RagaLiciouz ^^ said...

4. Seluruh ajaran Sang Buddha merupakan ajaran yang membahas tentang hukum kebenaran mutlak, yang disebut Dhamma.

bila manusia sudah berada di dalam Dhamma, maka ia akan dapat membebaskan dirinya dari semua bentuk penderitaan atau akan dapat merealisasi Nibbana, yang merupakan terhentinya semua derita. Tetapi, Nibbana, yang merupakan terhentinya semua derita tersebut, tidak dapat direalisasi hanya dengan cara sembahyang, mengadakan upacara atau memohon kepada para dewa saja. Terhentinya derita tersebut hanya dapat direalisasi dengan meningkatkan perkembangan batin. Perkembangan batin ini hanya dapat terjadi dengan jalan berbuat kebajikan, mengendalikan pikiran, dan mengembangkan kebijaksanaan sehingga dapat mengikis semua kekotoran batin, dan tercapailah tujuan akhir. Sehingga dalam hal membebaskan diri dari semua bentuk penderitaan, untuk mencapai kebahagiaan yang mutlak, maka kita sendirilah yang harus berusaha. Di dalam Dhammapada ayat 276, Sang Buddha sendiri bersabda demikian:"Engkau sendirilah yang harus berusaha, para Tathagata hanya menunjukkan jalan."

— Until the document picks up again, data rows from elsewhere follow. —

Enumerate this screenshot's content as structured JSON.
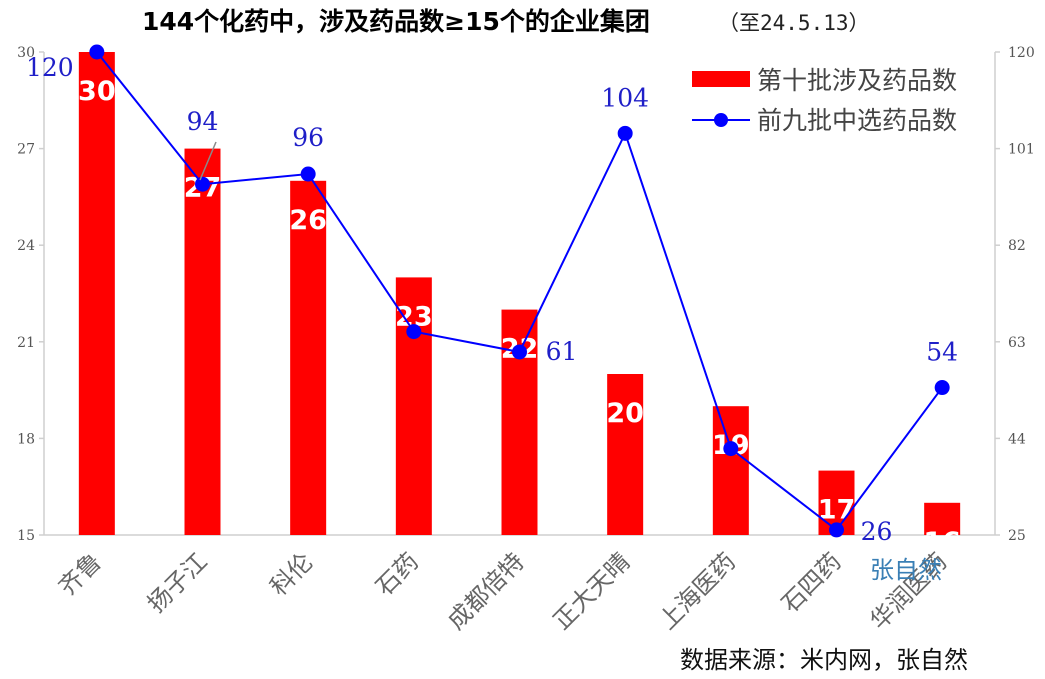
{
  "chart_data": {
    "type": "bar",
    "title": "144个化药中，涉及药品数≥15个的企业集团",
    "subtitle": "（至24.5.13）",
    "categories": [
      "齐鲁",
      "扬子江",
      "科伦",
      "石药",
      "成都倍特",
      "正大天晴",
      "上海医药",
      "石四药",
      "华润医药"
    ],
    "series": [
      {
        "name": "第十批涉及药品数",
        "type": "bar",
        "axis": "left",
        "color": "#ff0000",
        "values": [
          30,
          27,
          26,
          23,
          22,
          20,
          19,
          17,
          16
        ]
      },
      {
        "name": "前九批中选药品数",
        "type": "line",
        "axis": "right",
        "color": "#0000ff",
        "values": [
          120,
          94,
          96,
          65,
          61,
          104,
          42,
          26,
          54
        ]
      }
    ],
    "line_labels": [
      "120",
      "94",
      "96",
      "",
      "61",
      "104",
      "",
      "26",
      "54"
    ],
    "y_left": {
      "min": 15,
      "max": 30,
      "ticks": [
        "15",
        "18",
        "21",
        "24",
        "27",
        "30"
      ]
    },
    "y_right": {
      "min": 25,
      "max": 120,
      "ticks": [
        "25",
        "44",
        "63",
        "82",
        "101",
        "120"
      ]
    },
    "legend_position": "top-right",
    "source": "数据来源：米内网，张自然",
    "watermark": "张自然"
  }
}
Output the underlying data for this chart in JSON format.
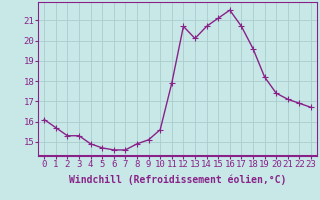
{
  "x": [
    0,
    1,
    2,
    3,
    4,
    5,
    6,
    7,
    8,
    9,
    10,
    11,
    12,
    13,
    14,
    15,
    16,
    17,
    18,
    19,
    20,
    21,
    22,
    23
  ],
  "y": [
    16.1,
    15.7,
    15.3,
    15.3,
    14.9,
    14.7,
    14.6,
    14.6,
    14.9,
    15.1,
    15.6,
    17.9,
    20.7,
    20.1,
    20.7,
    21.1,
    21.5,
    20.7,
    19.6,
    18.2,
    17.4,
    17.1,
    16.9,
    16.7
  ],
  "line_color": "#882288",
  "marker": "+",
  "markersize": 4,
  "linewidth": 1.0,
  "bg_color": "#c8e8e8",
  "grid_color": "#aacccc",
  "spine_color": "#882288",
  "xlabel": "Windchill (Refroidissement éolien,°C)",
  "xlabel_fontsize": 7,
  "tick_fontsize": 6.5,
  "xlim": [
    -0.5,
    23.5
  ],
  "ylim": [
    14.3,
    21.9
  ],
  "yticks": [
    15,
    16,
    17,
    18,
    19,
    20,
    21
  ],
  "xticks": [
    0,
    1,
    2,
    3,
    4,
    5,
    6,
    7,
    8,
    9,
    10,
    11,
    12,
    13,
    14,
    15,
    16,
    17,
    18,
    19,
    20,
    21,
    22,
    23
  ]
}
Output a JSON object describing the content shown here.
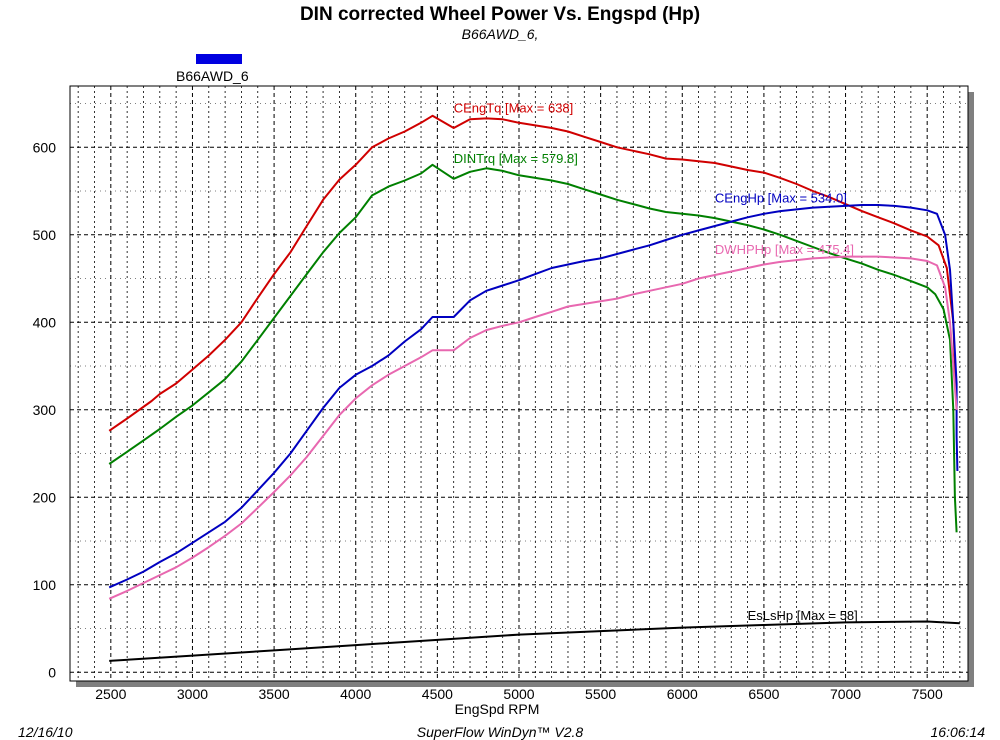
{
  "header": {
    "title": "DIN corrected Wheel Power Vs. Engspd (Hp)",
    "subtitle": "B66AWD_6,"
  },
  "legend": {
    "label": "B66AWD_6",
    "color": "#0000e0"
  },
  "footer": {
    "date": "12/16/10",
    "software": "SuperFlow WinDyn™ V2.8",
    "time": "16:06:14"
  },
  "chart_data": {
    "type": "line",
    "title": "DIN corrected Wheel Power Vs. Engspd (Hp)",
    "subtitle": "B66AWD_6,",
    "xlabel": "EngSpd  RPM",
    "ylabel": "",
    "xlim": [
      2250,
      7750
    ],
    "ylim": [
      -10,
      670
    ],
    "xticks": [
      2500,
      3000,
      3500,
      4000,
      4500,
      5000,
      5500,
      6000,
      6500,
      7000,
      7500
    ],
    "yticks": [
      0,
      100,
      200,
      300,
      400,
      500,
      600
    ],
    "grid": true,
    "legend_position": "top-left",
    "series": [
      {
        "name": "CEngTq [Max = 638]",
        "color": "#d00000",
        "points": [
          [
            2490,
            276
          ],
          [
            2600,
            290
          ],
          [
            2750,
            310
          ],
          [
            2800,
            318
          ],
          [
            2900,
            330
          ],
          [
            3000,
            346
          ],
          [
            3100,
            362
          ],
          [
            3200,
            380
          ],
          [
            3300,
            400
          ],
          [
            3400,
            428
          ],
          [
            3500,
            455
          ],
          [
            3600,
            480
          ],
          [
            3700,
            510
          ],
          [
            3800,
            540
          ],
          [
            3900,
            563
          ],
          [
            4000,
            580
          ],
          [
            4100,
            600
          ],
          [
            4200,
            610
          ],
          [
            4300,
            618
          ],
          [
            4400,
            628
          ],
          [
            4470,
            636
          ],
          [
            4600,
            622
          ],
          [
            4700,
            632
          ],
          [
            4800,
            633
          ],
          [
            4900,
            632
          ],
          [
            5000,
            628
          ],
          [
            5100,
            625
          ],
          [
            5200,
            622
          ],
          [
            5300,
            618
          ],
          [
            5400,
            612
          ],
          [
            5500,
            606
          ],
          [
            5600,
            600
          ],
          [
            5700,
            596
          ],
          [
            5800,
            592
          ],
          [
            5900,
            587
          ],
          [
            6000,
            586
          ],
          [
            6100,
            584
          ],
          [
            6200,
            582
          ],
          [
            6300,
            578
          ],
          [
            6400,
            574
          ],
          [
            6500,
            571
          ],
          [
            6600,
            565
          ],
          [
            6700,
            558
          ],
          [
            6800,
            550
          ],
          [
            6900,
            543
          ],
          [
            7000,
            535
          ],
          [
            7100,
            527
          ],
          [
            7200,
            520
          ],
          [
            7300,
            513
          ],
          [
            7400,
            505
          ],
          [
            7500,
            498
          ],
          [
            7570,
            488
          ],
          [
            7620,
            462
          ],
          [
            7660,
            400
          ],
          [
            7680,
            300
          ]
        ]
      },
      {
        "name": "DINTrq [Max = 579.8]",
        "color": "#008000",
        "points": [
          [
            2490,
            238
          ],
          [
            2600,
            252
          ],
          [
            2700,
            265
          ],
          [
            2800,
            278
          ],
          [
            2900,
            292
          ],
          [
            3000,
            305
          ],
          [
            3100,
            320
          ],
          [
            3200,
            335
          ],
          [
            3300,
            355
          ],
          [
            3400,
            380
          ],
          [
            3500,
            405
          ],
          [
            3600,
            430
          ],
          [
            3700,
            455
          ],
          [
            3800,
            480
          ],
          [
            3900,
            502
          ],
          [
            4000,
            520
          ],
          [
            4100,
            545
          ],
          [
            4200,
            555
          ],
          [
            4300,
            562
          ],
          [
            4400,
            570
          ],
          [
            4470,
            580
          ],
          [
            4600,
            564
          ],
          [
            4700,
            572
          ],
          [
            4800,
            576
          ],
          [
            4900,
            573
          ],
          [
            5000,
            568
          ],
          [
            5100,
            565
          ],
          [
            5200,
            562
          ],
          [
            5300,
            558
          ],
          [
            5400,
            552
          ],
          [
            5500,
            546
          ],
          [
            5600,
            540
          ],
          [
            5700,
            535
          ],
          [
            5800,
            530
          ],
          [
            5900,
            526
          ],
          [
            6000,
            524
          ],
          [
            6100,
            522
          ],
          [
            6200,
            519
          ],
          [
            6300,
            515
          ],
          [
            6400,
            511
          ],
          [
            6500,
            506
          ],
          [
            6600,
            500
          ],
          [
            6700,
            493
          ],
          [
            6800,
            486
          ],
          [
            6900,
            479
          ],
          [
            7000,
            473
          ],
          [
            7100,
            467
          ],
          [
            7200,
            460
          ],
          [
            7300,
            454
          ],
          [
            7400,
            447
          ],
          [
            7500,
            440
          ],
          [
            7550,
            432
          ],
          [
            7600,
            415
          ],
          [
            7640,
            380
          ],
          [
            7660,
            300
          ],
          [
            7670,
            200
          ],
          [
            7680,
            160
          ]
        ]
      },
      {
        "name": "CEngHp [Max = 534.0]",
        "color": "#0000c0",
        "points": [
          [
            2490,
            97
          ],
          [
            2600,
            106
          ],
          [
            2700,
            115
          ],
          [
            2800,
            126
          ],
          [
            2900,
            136
          ],
          [
            3000,
            148
          ],
          [
            3100,
            160
          ],
          [
            3200,
            172
          ],
          [
            3300,
            188
          ],
          [
            3400,
            208
          ],
          [
            3500,
            228
          ],
          [
            3600,
            250
          ],
          [
            3700,
            276
          ],
          [
            3800,
            302
          ],
          [
            3900,
            325
          ],
          [
            4000,
            340
          ],
          [
            4100,
            350
          ],
          [
            4200,
            362
          ],
          [
            4300,
            378
          ],
          [
            4400,
            392
          ],
          [
            4470,
            406
          ],
          [
            4600,
            406
          ],
          [
            4700,
            425
          ],
          [
            4800,
            436
          ],
          [
            4900,
            442
          ],
          [
            5000,
            448
          ],
          [
            5100,
            455
          ],
          [
            5200,
            462
          ],
          [
            5300,
            466
          ],
          [
            5400,
            470
          ],
          [
            5500,
            473
          ],
          [
            5600,
            478
          ],
          [
            5700,
            483
          ],
          [
            5800,
            488
          ],
          [
            5900,
            494
          ],
          [
            6000,
            500
          ],
          [
            6100,
            505
          ],
          [
            6200,
            510
          ],
          [
            6300,
            515
          ],
          [
            6400,
            520
          ],
          [
            6500,
            524
          ],
          [
            6600,
            527
          ],
          [
            6700,
            529
          ],
          [
            6800,
            531
          ],
          [
            6900,
            532
          ],
          [
            7000,
            533
          ],
          [
            7100,
            534
          ],
          [
            7200,
            534
          ],
          [
            7300,
            533
          ],
          [
            7400,
            531
          ],
          [
            7500,
            528
          ],
          [
            7560,
            524
          ],
          [
            7610,
            500
          ],
          [
            7640,
            460
          ],
          [
            7660,
            400
          ],
          [
            7680,
            330
          ],
          [
            7680,
            270
          ],
          [
            7685,
            230
          ]
        ]
      },
      {
        "name": "DWHPHp [Max = 475.4]",
        "color": "#e868b0",
        "points": [
          [
            2490,
            84
          ],
          [
            2600,
            93
          ],
          [
            2700,
            102
          ],
          [
            2800,
            111
          ],
          [
            2900,
            120
          ],
          [
            3000,
            131
          ],
          [
            3100,
            143
          ],
          [
            3200,
            156
          ],
          [
            3300,
            170
          ],
          [
            3400,
            188
          ],
          [
            3500,
            206
          ],
          [
            3600,
            225
          ],
          [
            3700,
            246
          ],
          [
            3800,
            270
          ],
          [
            3900,
            294
          ],
          [
            4000,
            313
          ],
          [
            4100,
            328
          ],
          [
            4200,
            340
          ],
          [
            4300,
            350
          ],
          [
            4400,
            360
          ],
          [
            4470,
            368
          ],
          [
            4600,
            368
          ],
          [
            4700,
            382
          ],
          [
            4800,
            391
          ],
          [
            4900,
            396
          ],
          [
            5000,
            400
          ],
          [
            5100,
            406
          ],
          [
            5200,
            412
          ],
          [
            5300,
            418
          ],
          [
            5400,
            421
          ],
          [
            5500,
            424
          ],
          [
            5600,
            427
          ],
          [
            5700,
            432
          ],
          [
            5800,
            436
          ],
          [
            5900,
            440
          ],
          [
            6000,
            444
          ],
          [
            6100,
            450
          ],
          [
            6200,
            454
          ],
          [
            6300,
            458
          ],
          [
            6400,
            462
          ],
          [
            6500,
            466
          ],
          [
            6600,
            469
          ],
          [
            6700,
            471
          ],
          [
            6800,
            473
          ],
          [
            6900,
            474
          ],
          [
            7000,
            475
          ],
          [
            7100,
            475
          ],
          [
            7200,
            475
          ],
          [
            7300,
            474
          ],
          [
            7400,
            473
          ],
          [
            7500,
            470
          ],
          [
            7560,
            465
          ],
          [
            7610,
            440
          ],
          [
            7640,
            400
          ],
          [
            7660,
            350
          ],
          [
            7680,
            300
          ]
        ]
      },
      {
        "name": "EsLsHp [Max = 58]",
        "color": "#000000",
        "points": [
          [
            2490,
            13
          ],
          [
            3000,
            19
          ],
          [
            3500,
            25
          ],
          [
            4000,
            31
          ],
          [
            4500,
            37
          ],
          [
            5000,
            43
          ],
          [
            5500,
            47
          ],
          [
            6000,
            51
          ],
          [
            6500,
            54
          ],
          [
            7000,
            57
          ],
          [
            7500,
            58
          ],
          [
            7700,
            56
          ]
        ]
      }
    ]
  }
}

Sang Buddha bersabda bahwa ada empat hal yang berguna yang akan dapat menghasilkan kebahagiaan dalam kehidupan duniawi sekarang ini, yaitu:

1. Utthanasampada: rajin dan bersemangat dalam mengerjakan apa saja, harus terampil dan produktif; mengerti dengan baik dan benar terhadap pekerjaannya, serta mampu mengelola pekerjaannya secara tuntas.
2. Arakkhasampada: ia harus pandai menjaga penghasilannya yang diperolehnya dengan cara halal, yang merupakan jerih payahnya sendiri.
3. Kalyanamitta: mencari pergaulan yang baik, memiliki sahabat yang baik, yang terpelajar, bermoral, yang dapat membantunya ke jalan yang benar, yaitu yang jauh dari kejahatan.
4. Samajivikata: harus dapat hidup sesuai dengan batas-batas kemampuannya. Artinya bias menempuh cara hidup yang sesuai dan seimbang dengan penghasilan yang diperolehnya, tidak boros, tetapi juga tidak pelit / kikir.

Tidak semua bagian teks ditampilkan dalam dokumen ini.